In the central North Sea, the main thrust is coming from two schemes, one focusing on the Outer Moray Firth, led by CNOOC Petroleum Europe in the Buzzard Area, and a second in the Central Graben Area, run a by a consortium of Harbour Energy, Shell, BP and TotalEnergies.
Both are looking at a range of concepts, including power from shore with integrated wind, and are expected to reach to a “select gate” around mid-2022, Brooks told the OEUK panel.
“Tangible progress” is being made, he said, after the government divided £1 million ($1.4 million) of funding between three schemes to carry out pre-front-end engineering and design work to address some of the “perceived barriers” operators and the supply chain feel they are encountering.

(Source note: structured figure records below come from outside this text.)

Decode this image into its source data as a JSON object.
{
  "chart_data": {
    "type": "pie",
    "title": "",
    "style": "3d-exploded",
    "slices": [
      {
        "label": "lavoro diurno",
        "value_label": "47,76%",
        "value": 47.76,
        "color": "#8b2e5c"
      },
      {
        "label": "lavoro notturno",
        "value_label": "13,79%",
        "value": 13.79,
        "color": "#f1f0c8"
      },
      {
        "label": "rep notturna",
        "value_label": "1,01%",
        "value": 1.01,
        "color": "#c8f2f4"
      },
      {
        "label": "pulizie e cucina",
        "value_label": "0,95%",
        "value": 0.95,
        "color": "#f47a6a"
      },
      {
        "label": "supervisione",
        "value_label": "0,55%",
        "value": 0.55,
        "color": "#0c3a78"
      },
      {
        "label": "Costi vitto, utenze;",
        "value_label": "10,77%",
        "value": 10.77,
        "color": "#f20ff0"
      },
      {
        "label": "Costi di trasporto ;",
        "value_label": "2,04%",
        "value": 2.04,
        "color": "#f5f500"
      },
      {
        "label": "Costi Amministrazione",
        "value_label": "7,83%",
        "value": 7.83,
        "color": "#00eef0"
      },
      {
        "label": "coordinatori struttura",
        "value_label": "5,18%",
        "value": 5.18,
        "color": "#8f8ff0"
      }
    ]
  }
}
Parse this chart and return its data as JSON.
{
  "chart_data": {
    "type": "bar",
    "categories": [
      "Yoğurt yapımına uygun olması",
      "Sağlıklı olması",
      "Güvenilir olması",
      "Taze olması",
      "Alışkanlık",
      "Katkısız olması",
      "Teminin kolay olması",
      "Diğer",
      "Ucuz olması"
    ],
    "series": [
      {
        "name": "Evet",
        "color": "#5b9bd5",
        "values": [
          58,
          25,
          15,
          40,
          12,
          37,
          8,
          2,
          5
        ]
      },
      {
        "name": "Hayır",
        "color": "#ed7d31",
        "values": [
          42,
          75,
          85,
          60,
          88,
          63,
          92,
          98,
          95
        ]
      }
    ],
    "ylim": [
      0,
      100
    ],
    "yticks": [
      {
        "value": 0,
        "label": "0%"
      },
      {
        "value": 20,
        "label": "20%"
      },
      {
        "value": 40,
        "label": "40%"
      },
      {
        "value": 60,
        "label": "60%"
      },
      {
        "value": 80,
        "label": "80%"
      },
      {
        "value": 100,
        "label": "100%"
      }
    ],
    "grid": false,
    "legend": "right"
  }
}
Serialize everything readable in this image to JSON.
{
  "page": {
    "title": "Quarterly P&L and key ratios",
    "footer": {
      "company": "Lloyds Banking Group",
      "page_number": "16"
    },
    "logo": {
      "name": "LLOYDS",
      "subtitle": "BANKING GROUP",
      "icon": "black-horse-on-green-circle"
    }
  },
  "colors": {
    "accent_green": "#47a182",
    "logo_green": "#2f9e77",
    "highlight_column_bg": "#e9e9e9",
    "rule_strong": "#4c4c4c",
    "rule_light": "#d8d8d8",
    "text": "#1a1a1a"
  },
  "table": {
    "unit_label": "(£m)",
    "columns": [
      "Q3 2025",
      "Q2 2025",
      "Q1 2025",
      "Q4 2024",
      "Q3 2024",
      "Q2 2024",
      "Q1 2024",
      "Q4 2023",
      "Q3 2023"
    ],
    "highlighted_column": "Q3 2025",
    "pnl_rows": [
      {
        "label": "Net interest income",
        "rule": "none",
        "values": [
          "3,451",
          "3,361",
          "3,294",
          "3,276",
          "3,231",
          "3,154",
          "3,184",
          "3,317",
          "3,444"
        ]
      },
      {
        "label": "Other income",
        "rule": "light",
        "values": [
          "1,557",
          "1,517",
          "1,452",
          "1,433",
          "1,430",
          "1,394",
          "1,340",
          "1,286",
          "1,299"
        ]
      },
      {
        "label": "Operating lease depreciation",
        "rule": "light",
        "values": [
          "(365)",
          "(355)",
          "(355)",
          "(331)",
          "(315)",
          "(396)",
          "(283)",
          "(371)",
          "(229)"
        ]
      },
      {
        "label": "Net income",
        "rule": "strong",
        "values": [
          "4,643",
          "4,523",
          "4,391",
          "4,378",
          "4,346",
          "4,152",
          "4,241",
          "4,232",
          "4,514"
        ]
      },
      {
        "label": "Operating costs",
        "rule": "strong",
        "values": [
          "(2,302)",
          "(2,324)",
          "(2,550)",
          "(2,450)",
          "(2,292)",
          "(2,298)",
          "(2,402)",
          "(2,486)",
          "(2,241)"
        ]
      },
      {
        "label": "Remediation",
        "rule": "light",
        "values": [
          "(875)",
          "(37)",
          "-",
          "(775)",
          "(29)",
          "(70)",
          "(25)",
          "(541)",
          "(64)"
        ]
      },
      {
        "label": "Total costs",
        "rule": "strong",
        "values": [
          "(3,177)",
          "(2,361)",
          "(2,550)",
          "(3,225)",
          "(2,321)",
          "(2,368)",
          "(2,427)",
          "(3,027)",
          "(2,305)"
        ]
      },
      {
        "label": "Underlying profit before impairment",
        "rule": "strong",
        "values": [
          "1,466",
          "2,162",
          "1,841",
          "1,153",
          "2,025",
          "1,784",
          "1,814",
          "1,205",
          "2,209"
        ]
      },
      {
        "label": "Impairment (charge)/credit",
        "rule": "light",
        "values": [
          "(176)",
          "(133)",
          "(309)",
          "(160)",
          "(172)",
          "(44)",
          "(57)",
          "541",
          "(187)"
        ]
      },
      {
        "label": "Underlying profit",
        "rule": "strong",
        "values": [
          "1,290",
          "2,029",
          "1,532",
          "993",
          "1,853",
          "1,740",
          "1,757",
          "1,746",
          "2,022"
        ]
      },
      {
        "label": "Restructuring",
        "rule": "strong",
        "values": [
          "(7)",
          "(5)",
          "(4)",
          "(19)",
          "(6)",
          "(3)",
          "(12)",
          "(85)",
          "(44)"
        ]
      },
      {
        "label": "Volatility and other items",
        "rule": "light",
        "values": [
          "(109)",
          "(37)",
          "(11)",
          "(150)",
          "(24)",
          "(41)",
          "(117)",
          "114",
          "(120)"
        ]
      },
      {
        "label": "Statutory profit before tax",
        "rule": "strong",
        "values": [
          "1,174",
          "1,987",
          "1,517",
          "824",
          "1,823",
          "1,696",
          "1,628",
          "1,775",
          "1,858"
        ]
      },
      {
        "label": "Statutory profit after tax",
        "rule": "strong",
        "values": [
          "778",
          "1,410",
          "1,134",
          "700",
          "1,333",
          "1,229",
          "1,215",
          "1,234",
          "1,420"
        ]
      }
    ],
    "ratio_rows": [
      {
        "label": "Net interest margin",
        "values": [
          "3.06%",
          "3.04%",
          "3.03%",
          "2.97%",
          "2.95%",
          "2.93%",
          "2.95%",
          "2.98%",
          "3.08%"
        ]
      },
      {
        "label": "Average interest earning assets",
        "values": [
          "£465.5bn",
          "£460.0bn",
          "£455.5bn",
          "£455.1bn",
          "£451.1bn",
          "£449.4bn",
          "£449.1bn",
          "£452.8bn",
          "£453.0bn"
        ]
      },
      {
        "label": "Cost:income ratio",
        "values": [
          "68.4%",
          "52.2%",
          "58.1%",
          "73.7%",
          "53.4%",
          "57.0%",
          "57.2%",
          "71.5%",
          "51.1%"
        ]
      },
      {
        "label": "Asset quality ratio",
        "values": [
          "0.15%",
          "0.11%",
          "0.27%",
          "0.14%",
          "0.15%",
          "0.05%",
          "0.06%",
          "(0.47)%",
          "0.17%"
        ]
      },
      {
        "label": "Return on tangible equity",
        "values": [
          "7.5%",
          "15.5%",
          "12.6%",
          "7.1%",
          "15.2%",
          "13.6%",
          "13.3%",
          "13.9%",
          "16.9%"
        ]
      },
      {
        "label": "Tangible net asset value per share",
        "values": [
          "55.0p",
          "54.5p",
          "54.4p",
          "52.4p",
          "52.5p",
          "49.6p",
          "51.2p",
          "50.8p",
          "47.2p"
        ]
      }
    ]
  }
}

One winner, a joint scheme between wind developer Orsted and oil and gas operator Neptune Energy, claimed nearly £240,000 to "establish the key technical and commercial aspects of how to get stable and reliable power from a windfarm to an oil and gas facility".
In summer 2021, a new forum bringing together all the main regulators — including UK government departments, Marine Scotland, the Offshore Petroleum Regulator for Environment & Decommissioning, the OGA, Crown Estate Scotland, Ofgem and the Health & Safety Executive — was formed to look at the regulatory barriers facing electrification.
This Government & Regulators Electrification Group is expected to update industry “very soon” on the progress it has made so far, Brooks said, which is expected to provide welcome regulatory clarity and could kindle new activity.
Bottlenecks and back-up
One other sticking point, the panelists cautioned, was that the industry could face bottlenecks in obtaining grid connections and windfarm access if many players want access at the same time.
To give developers the opportunity to build offshore windfarms specifically to provide low-carbon electricity to decarbonise the oil and gas sector, Scotland’s seabed landlord, Crown Estate Scotland, is planning the Innovation & Targeted Oil & Gas leasing round, known as Intog.
Another issue operators need to take into account is ensuring facilities have enough back-up power capacity if wind fails to blow.
Beatrice d'Eufemia, technical package manager at Orsted, told the panel: "It's constantly a battle between what's possible and what's expensive.
"You won't get 100% wind even if you put 1000 wind farms out there. So, it's what are the back-ups? Do you accept 95% and take that 5% and consider that a commercial loss or do you invest in back-up solutions to cover that last portion? So technologically speaking, we're all there. It's just money and time."
Despite the numerous challenges, many seem confident these will be overcome.
Rosy Jones, communications manager at Orsted, said the offshore wind and oil and gas industries “do talk slightly different languages”.
“So there has almost been 'onboarding' between the two,” she said.
“But there is a real push from both industries to achieve [these timelines]. We have definitely found some very good collaboration.”
D'Eufemia said: "The offshore wind industry has got a history of doing things everybody thinks is completely impossible within about half the time frame. So yes, I think we can,"
Xodus's Paterson said: "I think industry is motivated to deliver this, and there will be solutions that address some of the issues around costs and the regulatory challenges."